Previous name was: Triangle generated from finite differences of A130461.

Decomposition of the permutations.

From Liam Solus, Aug 23 2018: (Start)

For k>0, T(n,k) equals the number of permutations p of [n] such that the largest index i for which p(i)>p(i+1) is k; i.e., T(n,k) is the number of permutations of [n] with maximum descent being k. See Lemma 3.4 of the paper by L. Solus below.

When T(n,k) is taken as the weight of coordinate x_k for k = 0,...,n-1 in an (n-1)-dimensional weighted projective space, the result is the toric variety defined by an n-dimensional simplex whose Ehrhart h^*-polynomial is the n-th Eulerian polynomial. See Theorem 3.5 of the paper by L. Solus below.

(End)

LINKS

Table of n, a(n) for n=0..65.

L. Solus, Simplices for numeral systems, Transactions of the American Mathematical Society. DOI: https://doi.org/10.1090/tran/7424 (2017).

FORMULA

Each term in n-th row divides n!.

Given triangle A130461 and deleting the left border (1,1,1,...) take finite differences by columns and reorient into rows.
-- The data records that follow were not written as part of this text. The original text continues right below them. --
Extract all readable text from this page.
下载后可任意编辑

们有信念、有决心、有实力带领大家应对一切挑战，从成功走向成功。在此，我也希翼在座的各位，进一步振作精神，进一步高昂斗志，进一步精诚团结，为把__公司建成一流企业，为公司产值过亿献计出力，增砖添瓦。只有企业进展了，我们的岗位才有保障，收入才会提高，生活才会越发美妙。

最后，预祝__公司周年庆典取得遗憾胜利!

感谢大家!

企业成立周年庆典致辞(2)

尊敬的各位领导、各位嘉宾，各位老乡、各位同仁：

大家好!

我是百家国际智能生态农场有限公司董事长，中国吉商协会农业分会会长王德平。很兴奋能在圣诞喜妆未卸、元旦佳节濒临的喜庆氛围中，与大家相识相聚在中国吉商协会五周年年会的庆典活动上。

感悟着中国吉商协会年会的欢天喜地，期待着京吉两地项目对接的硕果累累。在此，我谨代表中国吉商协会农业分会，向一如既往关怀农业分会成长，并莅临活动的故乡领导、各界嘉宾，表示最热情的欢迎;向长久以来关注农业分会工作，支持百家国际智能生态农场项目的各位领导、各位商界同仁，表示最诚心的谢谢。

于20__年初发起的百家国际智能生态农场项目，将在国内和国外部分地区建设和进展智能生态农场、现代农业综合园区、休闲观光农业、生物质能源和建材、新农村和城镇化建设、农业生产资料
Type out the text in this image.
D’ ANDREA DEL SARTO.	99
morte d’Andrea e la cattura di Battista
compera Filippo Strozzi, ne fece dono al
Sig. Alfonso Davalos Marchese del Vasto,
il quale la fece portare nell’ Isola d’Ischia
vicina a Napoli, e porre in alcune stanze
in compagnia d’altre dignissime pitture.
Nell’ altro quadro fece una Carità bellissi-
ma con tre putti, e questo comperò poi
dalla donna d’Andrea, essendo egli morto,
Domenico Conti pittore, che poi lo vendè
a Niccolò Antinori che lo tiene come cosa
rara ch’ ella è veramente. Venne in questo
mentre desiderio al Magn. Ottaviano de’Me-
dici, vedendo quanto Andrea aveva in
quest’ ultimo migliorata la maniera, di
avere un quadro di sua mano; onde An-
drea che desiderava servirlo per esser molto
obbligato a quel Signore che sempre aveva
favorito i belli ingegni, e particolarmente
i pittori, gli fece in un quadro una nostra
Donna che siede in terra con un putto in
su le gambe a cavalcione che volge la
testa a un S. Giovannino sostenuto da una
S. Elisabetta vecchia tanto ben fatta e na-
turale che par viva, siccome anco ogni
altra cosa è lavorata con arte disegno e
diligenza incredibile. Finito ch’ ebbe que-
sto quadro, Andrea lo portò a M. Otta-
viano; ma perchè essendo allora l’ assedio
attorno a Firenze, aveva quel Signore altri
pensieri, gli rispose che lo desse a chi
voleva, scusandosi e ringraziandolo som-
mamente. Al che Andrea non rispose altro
T(n,k) = (n-k+1+0^k)*((n+1)!/(n-k+2)!) - Olivier Gérard, Aug 04 2012

EXAMPLE

First few rows of the triangle A130461 = (1; 1, 1; 1, 1, 1; 1, 1, 2, 1; 1, 1, 2, 3, 1; 1, 1, 2, 6, 4, 1;...). Deleting the left border and taking finite differences at the top of each remaining column, we get the first few rows of this triangle:

1;

1, 1;

1, 2,  3;

1, 3,  8,  12;

1, 4, 15,  40,  60;

1, 5, 24,  90, 240,  360;

1, 6, 35, 168, 630, 1680, 2520;

...

MAPLE

T := (n, k) -> (n-k+1+0^k)*((n+1)!/(n-k+2)!):

seq(seq(T(n, k), k=0..n), n=0..10); # Peter Luschny, Sep 17 2018

MATHEMATICA

Flatten[Table[Table[(n - k + 1 + 0^k)*(n + 1)!/(n - k + 2)!, {k, 0, n}], {n, 0, 10}], 1] (* Olivier Gérard, Aug 04 2012 *)

PROG

(PARI) {T(n, k) = if( n<1 || k>n, 0, k==1, 1, n! * (n+1-k) / (n+2-k)!)}; /* Michael Somos, Jun 25 2017 */

CROSSREFS

The triangle with each row reversed is A092582.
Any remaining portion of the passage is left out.